Togo et Russie : une coopération militaire discrète mais stratégique

Togo et Russie : une coopération militaire discrète mais stratégique

Togo et Russie : une coopération militaire discrète mais stratégique

Le Togo, longtemps perçu comme un acteur stable en Afrique de l’Ouest, multiplie les initiatives pour renforcer sa sécurité face à la montée des groupes armés dans le Sahel. Parmi ces stratégies, Lomé a discrètement ouvert ses portes à des partenaires militaires étrangers, notamment la Russie et son Africa Corps, ainsi que la Turquie. Une approche qui soulève des questions sur les alliances régionales et les enjeux géopolitiques du continent.

Vue aérienne de la base de Dihiaga, dans la région des Savanes, début 2024.

Des alliances stratégiques pour sécuriser le Sahel

Le Togo renforce discrètement sa position dans la lutte contre l’insécurité au Sahel.
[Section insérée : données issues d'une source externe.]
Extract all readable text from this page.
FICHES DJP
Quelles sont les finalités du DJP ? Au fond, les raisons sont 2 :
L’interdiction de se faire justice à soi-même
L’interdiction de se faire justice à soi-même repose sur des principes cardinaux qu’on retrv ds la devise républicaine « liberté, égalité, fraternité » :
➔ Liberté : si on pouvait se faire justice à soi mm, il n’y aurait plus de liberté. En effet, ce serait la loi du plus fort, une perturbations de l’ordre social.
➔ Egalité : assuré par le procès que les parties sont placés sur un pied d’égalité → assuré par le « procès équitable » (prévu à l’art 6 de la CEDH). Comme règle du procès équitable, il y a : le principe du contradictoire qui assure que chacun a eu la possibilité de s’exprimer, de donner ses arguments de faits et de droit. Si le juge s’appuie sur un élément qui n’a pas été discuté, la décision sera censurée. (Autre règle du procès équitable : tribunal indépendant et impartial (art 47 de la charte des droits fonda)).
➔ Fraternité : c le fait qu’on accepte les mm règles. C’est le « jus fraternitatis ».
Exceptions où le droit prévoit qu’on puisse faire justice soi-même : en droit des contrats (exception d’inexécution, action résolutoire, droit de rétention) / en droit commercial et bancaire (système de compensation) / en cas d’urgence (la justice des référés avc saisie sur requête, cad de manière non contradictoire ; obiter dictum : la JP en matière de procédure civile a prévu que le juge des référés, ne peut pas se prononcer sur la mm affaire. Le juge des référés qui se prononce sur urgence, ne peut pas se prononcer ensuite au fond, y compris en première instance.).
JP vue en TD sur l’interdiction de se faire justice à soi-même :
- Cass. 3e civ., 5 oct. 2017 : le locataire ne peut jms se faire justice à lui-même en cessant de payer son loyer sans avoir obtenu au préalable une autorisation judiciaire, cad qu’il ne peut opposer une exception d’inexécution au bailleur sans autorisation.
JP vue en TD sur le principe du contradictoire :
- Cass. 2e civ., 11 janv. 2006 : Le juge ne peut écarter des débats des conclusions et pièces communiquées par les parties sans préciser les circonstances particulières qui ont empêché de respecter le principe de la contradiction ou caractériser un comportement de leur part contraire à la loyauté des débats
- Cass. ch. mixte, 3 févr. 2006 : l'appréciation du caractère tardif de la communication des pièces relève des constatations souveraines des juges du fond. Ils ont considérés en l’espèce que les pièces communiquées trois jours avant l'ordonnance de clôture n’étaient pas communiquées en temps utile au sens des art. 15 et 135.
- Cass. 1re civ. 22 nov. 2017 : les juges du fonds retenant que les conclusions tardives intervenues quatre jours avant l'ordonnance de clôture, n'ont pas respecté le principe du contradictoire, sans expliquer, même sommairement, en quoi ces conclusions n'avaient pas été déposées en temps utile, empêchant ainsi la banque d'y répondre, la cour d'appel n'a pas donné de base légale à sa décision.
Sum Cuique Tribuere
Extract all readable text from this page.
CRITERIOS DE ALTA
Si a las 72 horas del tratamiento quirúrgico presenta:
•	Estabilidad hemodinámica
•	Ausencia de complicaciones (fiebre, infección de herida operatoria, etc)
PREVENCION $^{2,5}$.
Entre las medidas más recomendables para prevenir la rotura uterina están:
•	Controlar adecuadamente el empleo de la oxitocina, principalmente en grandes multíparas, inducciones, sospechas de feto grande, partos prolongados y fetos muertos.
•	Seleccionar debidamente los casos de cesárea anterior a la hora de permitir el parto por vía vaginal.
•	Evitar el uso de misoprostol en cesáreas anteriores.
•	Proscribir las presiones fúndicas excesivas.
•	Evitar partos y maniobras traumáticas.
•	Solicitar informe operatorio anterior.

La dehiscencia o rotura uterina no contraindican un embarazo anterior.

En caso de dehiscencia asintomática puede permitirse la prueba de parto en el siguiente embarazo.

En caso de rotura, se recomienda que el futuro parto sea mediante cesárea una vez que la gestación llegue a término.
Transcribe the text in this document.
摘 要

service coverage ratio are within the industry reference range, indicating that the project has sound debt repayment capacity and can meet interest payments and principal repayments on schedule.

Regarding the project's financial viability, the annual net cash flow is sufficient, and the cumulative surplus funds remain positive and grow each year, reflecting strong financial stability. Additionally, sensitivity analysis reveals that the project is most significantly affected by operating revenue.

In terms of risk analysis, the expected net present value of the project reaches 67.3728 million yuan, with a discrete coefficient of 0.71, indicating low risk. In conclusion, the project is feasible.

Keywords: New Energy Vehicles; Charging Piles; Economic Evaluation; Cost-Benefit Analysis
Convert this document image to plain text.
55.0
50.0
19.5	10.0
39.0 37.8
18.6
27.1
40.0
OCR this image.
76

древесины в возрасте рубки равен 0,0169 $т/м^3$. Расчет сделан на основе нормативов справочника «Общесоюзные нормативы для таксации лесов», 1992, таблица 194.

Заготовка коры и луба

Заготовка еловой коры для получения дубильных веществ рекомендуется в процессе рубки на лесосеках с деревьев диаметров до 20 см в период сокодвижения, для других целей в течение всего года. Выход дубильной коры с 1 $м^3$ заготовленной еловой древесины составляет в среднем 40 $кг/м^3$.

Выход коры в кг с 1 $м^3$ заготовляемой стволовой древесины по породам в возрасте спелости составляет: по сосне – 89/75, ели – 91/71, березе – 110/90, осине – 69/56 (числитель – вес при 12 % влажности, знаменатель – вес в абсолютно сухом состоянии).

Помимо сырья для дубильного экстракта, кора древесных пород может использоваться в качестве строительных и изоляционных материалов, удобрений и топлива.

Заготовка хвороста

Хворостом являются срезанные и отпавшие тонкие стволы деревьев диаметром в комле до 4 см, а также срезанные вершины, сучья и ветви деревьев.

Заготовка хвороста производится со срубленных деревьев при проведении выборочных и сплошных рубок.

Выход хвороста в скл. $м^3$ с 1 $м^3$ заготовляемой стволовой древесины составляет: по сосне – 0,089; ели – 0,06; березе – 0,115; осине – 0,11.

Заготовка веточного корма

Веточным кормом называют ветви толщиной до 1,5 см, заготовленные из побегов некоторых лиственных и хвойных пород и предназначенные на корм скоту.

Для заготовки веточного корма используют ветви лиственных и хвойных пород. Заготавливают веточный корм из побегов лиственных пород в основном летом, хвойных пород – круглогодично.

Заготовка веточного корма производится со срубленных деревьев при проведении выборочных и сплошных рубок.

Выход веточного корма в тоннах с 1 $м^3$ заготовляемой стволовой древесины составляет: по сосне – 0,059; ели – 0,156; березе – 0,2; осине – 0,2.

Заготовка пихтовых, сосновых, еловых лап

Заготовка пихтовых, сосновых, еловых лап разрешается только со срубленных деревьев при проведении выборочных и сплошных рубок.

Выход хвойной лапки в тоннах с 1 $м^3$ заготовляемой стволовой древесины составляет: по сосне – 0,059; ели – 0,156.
Entre soutien aérien, aide militaire et partenariats discrets, Lomé diversifie ses alliances pour garantir sa sécurité et celle de sa région. Une stratégie qui s’intensifie depuis 2025.

Un renforcement des capacités militaires face aux menaces jihadistes

Depuis plusieurs années, le Togo fait face à une pression croissante des groupes armés opérant dans les pays voisins du Sahel. Pour y répondre, le gouvernement togolais a opté pour une approche multiforme, combinant alliances locales et partenariats internationaux. Parmi les acteurs sollicités, la Russie et son Africa Corps occupent désormais une place centrale.

Contrairement aux idées reçues, Lomé n’a pas attendu les récents bouleversements régionaux pour envisager une collaboration avec Moscou. Dès 2025, des discussions secrètes ont abouti à l’envoi de conseillers militaires russes sur place. Leur mission ? Former les forces togolaises et renforcer les infrastructures de défense, notamment dans les zones frontalières.

La Turquie, un acteur clé dans la lutte contre le terrorisme

Parallèlement, le Togo a également tourné son regard vers Ankara. La Turquie, déjà présente en Afrique avec des bases logistiques et des missions de formation, a proposé son expertise pour moderniser l’armée togolaise. Ce partenariat inclut notamment l’acquisition de drones et de systèmes de surveillance avancés, essentiels pour contrer les mouvements des groupes jihadistes.

Ces collaborations ne se limitent pas à des échanges techniques. Des bases militaires discrètes ont été identifiées dans des zones stratégiques, comme celle de Dihiaga, dans la région des Savanes. Ces installations, initialement destinées à la lutte antiterroriste, servent désormais de plateformes pour des exercices conjoints avec les forces locales.

Faure Gnassingbé et la stratégie de souveraineté régionale

Au cœur de cette dynamique, le président Faure Gnassingbé mise sur une politique de fermeté pour sécuriser son pays. En misant sur des alliances avec des puissances extérieures, il cherche à réduire la dépendance du Togo vis-à-vis des partenaires traditionnels de l’Occident. Une stratégie qui reflète les nouvelles priorités géopolitiques du pays en matière de défense.

Cette approche, bien que controversée, permet au Togo de se positionner comme un acteur incontournable dans la stabilisation du Sahel. Cependant, elle soulève des interrogations quant aux implications à long terme, notamment sur le plan diplomatique et économique.

Quels enjeux pour l’avenir du Togo et du Sahel ?

Les récents développements au Togo illustrent une tendance plus large en Afrique de l’Ouest : la recherche d’autonomie stratégique. En diversifiant ses partenariats militaires, Lomé envoie un signal fort à ses voisins et à ses partenaires traditionnels. Mais cette stratégie comporte des risques, notamment en matière de stabilité interne et de relations régionales.

Alors que les groupes armés continuent de menacer la sécurité des États du Sahel, la question se pose : ces alliances seront-elles suffisantes pour garantir une paix durable ? Une chose est sûre, le Togo a choisi de prendre son destin en main, quitte à bousculer les équilibres établis.